Board­ing in China preps kids for study over­seas

China Daily (Hong Kong) - - NATION - By ZHANG MIN in Tian­jin zhang­min@chi­nadaily.com.cn

With the rapid progress of China’s econ­omy, more and more Chi­nese par­ents pre­fer to send their young chil­dren to schools over­seas. But in the opin­ion of Mur­ray Fowler, mas­ter of Wellington Col­lege In­ter­na­tional Tian­jin, study­ing over­seas is not good for younger chil­dren.

In his view, at­tend­ing an in­ter­na­tional board­ing school in China is good prepa­ra­tion for the move abroad when pupils are old enough.

“The best part of study­ing in an in­ter­na­tional board­ing school is that you get to stay in China. It al­lows stu­dents to re­tain the com­fort of be­ing in their home coun­try but also pro­vides the chance to be ex­posed to some­thing dif­fer­ent, a dif­fer­ent ed­u­ca­tion sys­tem and dif­fer­ent lan­guage and school­mates from dif­fer­ent na­tion­al­i­ties,” he said.

Up to the age of 13, he be­lieves, pupils would do bet­ter to stay in their home coun­try, close to their fam­i­lies, only go­ing abroad in their mid-teens or later.

As a mem­ber of the school’s found­ing team, Fowler is the sec­ond mas­ter. He took the po­si­tion in Au­gust 2011 af­ter serv­ing as a ge­og­ra­phy teacher at Wellington Col­lege in the UK since 1991.

He aims to in­tro­duce many of the meth­ods and val­ues of the UK school to its sis­ter branch in Tian­jin.

“The three cru­cial things in school are teach­ers, stu­dents and par­ents. They form a tri­an­gle. If a school misses any of them, it will not run well,” Fowler said.

“It’s very im­por­tant to get par­ents in­volved as much as pos­si­ble.”

Ac­cord­ing to data from The In­ter­na­tional Tal­ent Blue­book: China Over­seas De­vel­op­ment Re­port, which was pub­lished by So­cial Sciences Aca­demic Press in 2012, there are large num­bers of Chi­nese chil­dren study­ing abroad. In 2011, there were around 76,800 Chi­nese chil­dren in high schools over­seas, with many more in pri­mary and ju­nior schools.

Many stu­dents in board­ing schools in the UK come from Hong Kong and the Chi­nese main­land.

The ad­van­tages to study­ing over­seas are many, in­clud­ing op­por­tu­ni­ties to get in­volved in a wide range of ex­tracur­ric­u­lar ac­tiv­i­ties, such as sports, mu­sic and ex­pe­di­tions. But Fowler urges par­ents to be sure that their chil­dren are old enough to be sent to study over­seas, since leav­ing one’s home and coun­try at an early age can be dif­fi­cult.

“But clearly there is an enor­mous amount to gain in terms of in­de­pen­dence and ex­po­sure to a com­plete dif­fer­ent lan­guage and cul­ture. There are a lot of things to pre­pare for be­fore you go abroad be­cause the life is very dif­fer­ent,” Fowler said.
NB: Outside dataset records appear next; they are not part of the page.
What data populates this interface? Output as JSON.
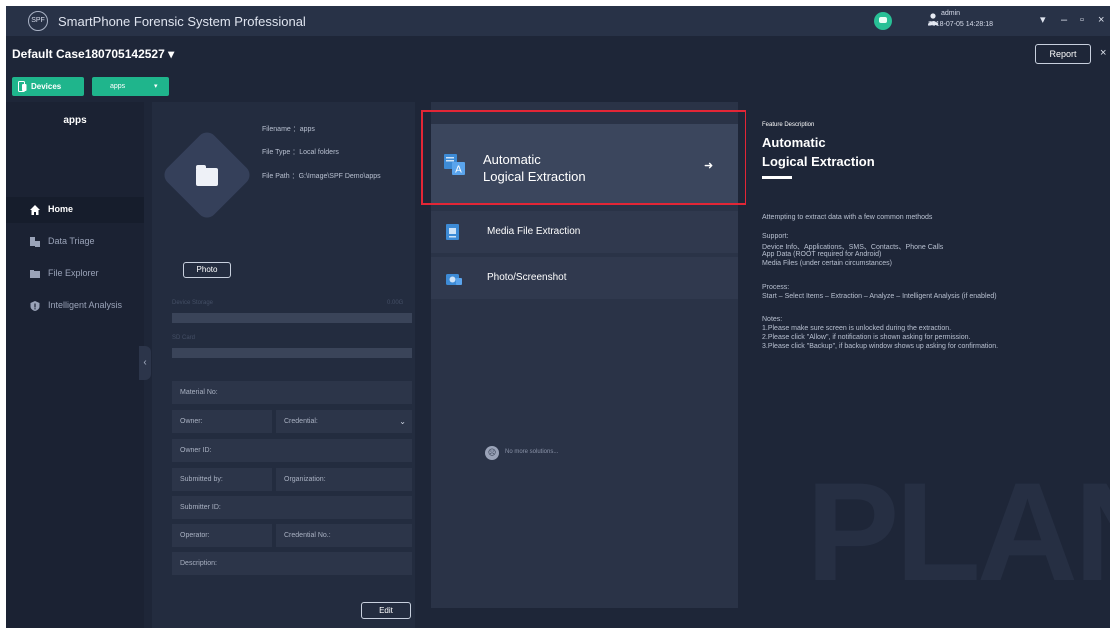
{
  "window": {
    "logo_text": "SPF",
    "title": "SmartPhone Forensic System Professional",
    "user": {
      "name": "admin",
      "datetime": "2018-07-05 14:28:18"
    },
    "controls": {
      "dropdown": "▾",
      "minimize": "–",
      "restore": "▫",
      "close": "×"
    }
  },
  "case": {
    "title": "Default Case180705142527",
    "dropdown": "▾",
    "report_label": "Report",
    "close": "×"
  },
  "tabs": {
    "devices_label": "Devices",
    "apps_label": "apps",
    "apps_chevron": "▾"
  },
  "sidebar": {
    "title": "apps",
    "items": [
      {
        "label": "Home",
        "icon": "home-icon"
      },
      {
        "label": "Data Triage",
        "icon": "triage-icon"
      },
      {
        "label": "File Explorer",
        "icon": "folder-icon"
      },
      {
        "label": "Intelligent Analysis",
        "icon": "analysis-icon"
      }
    ],
    "collapse_glyph": "‹"
  },
  "device": {
    "filename": "Filename ：apps",
    "filetype": "File Type ：Local folders",
    "filepath": "File Path ：G:\\Image\\SPF Demo\\apps",
    "photo_label": "Photo",
    "storage_label": "Device Storage",
    "storage_value": "0.00G",
    "sd_label": "SD Card",
    "fields": {
      "material_no": "Material No:",
      "owner": "Owner:",
      "credential": "Credential:",
      "owner_id": "Owner ID:",
      "submitted_by": "Submitted by:",
      "organization": "Organization:",
      "submitter_id": "Submitter ID:",
      "operator": "Operator:",
      "credential_no": "Credential No.:",
      "description": "Description:"
    },
    "credential_arrow": "⌄",
    "edit_label": "Edit"
  },
  "methods": {
    "auto_line1": "Automatic",
    "auto_line2": "Logical Extraction",
    "auto_arrow": "➜",
    "items": [
      {
        "label": "Media File Extraction",
        "icon": "media-file-icon"
      },
      {
        "label": "Photo/Screenshot",
        "icon": "camera-icon"
      }
    ],
    "no_solutions": "No more solutions..."
  },
  "description": {
    "caption": "Feature Description",
    "title_line1": "Automatic",
    "title_line2": "Logical Extraction",
    "summary": "Attempting to extract data with a few common methods",
    "support_header": "Support:",
    "support_lines": [
      "Device Info、Applications、SMS、Contacts、Phone Calls",
      "App Data (ROOT required for Android)",
      "Media Files (under certain circumstances)"
    ],
    "process_header": "Process:",
    "process_text": "Start – Select Items – Extraction – Analyze – Intelligent Analysis (if enabled)",
    "notes_header": "Notes:",
    "notes": [
      "1.Please make sure screen is unlocked during the extraction.",
      "2.Please click \"Allow\", if notification is shown asking for permission.",
      "3.Please click \"Backup\", if backup window shows up asking for confirmation."
    ],
    "watermark": "PLAN"
  },
  "colors": {
    "background": "#1e2638",
    "accent_green": "#1fb58c",
    "highlight_red": "#e32636"
  }
}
Ac­cord­ing to the China Over­seas De­vel­op­ment Re­port, cul­tural dif­fer­ences, study- re­lated stress and lone­li­ness are three prob­lems that teenage stu­dents face while over­seas. Fowler hopes par­ents will pay close at­ten­tion to the chil­dren’s per­sonal growth and men­tal health and not fo­cus ex­clu­sively on aca­demic achieve­ment.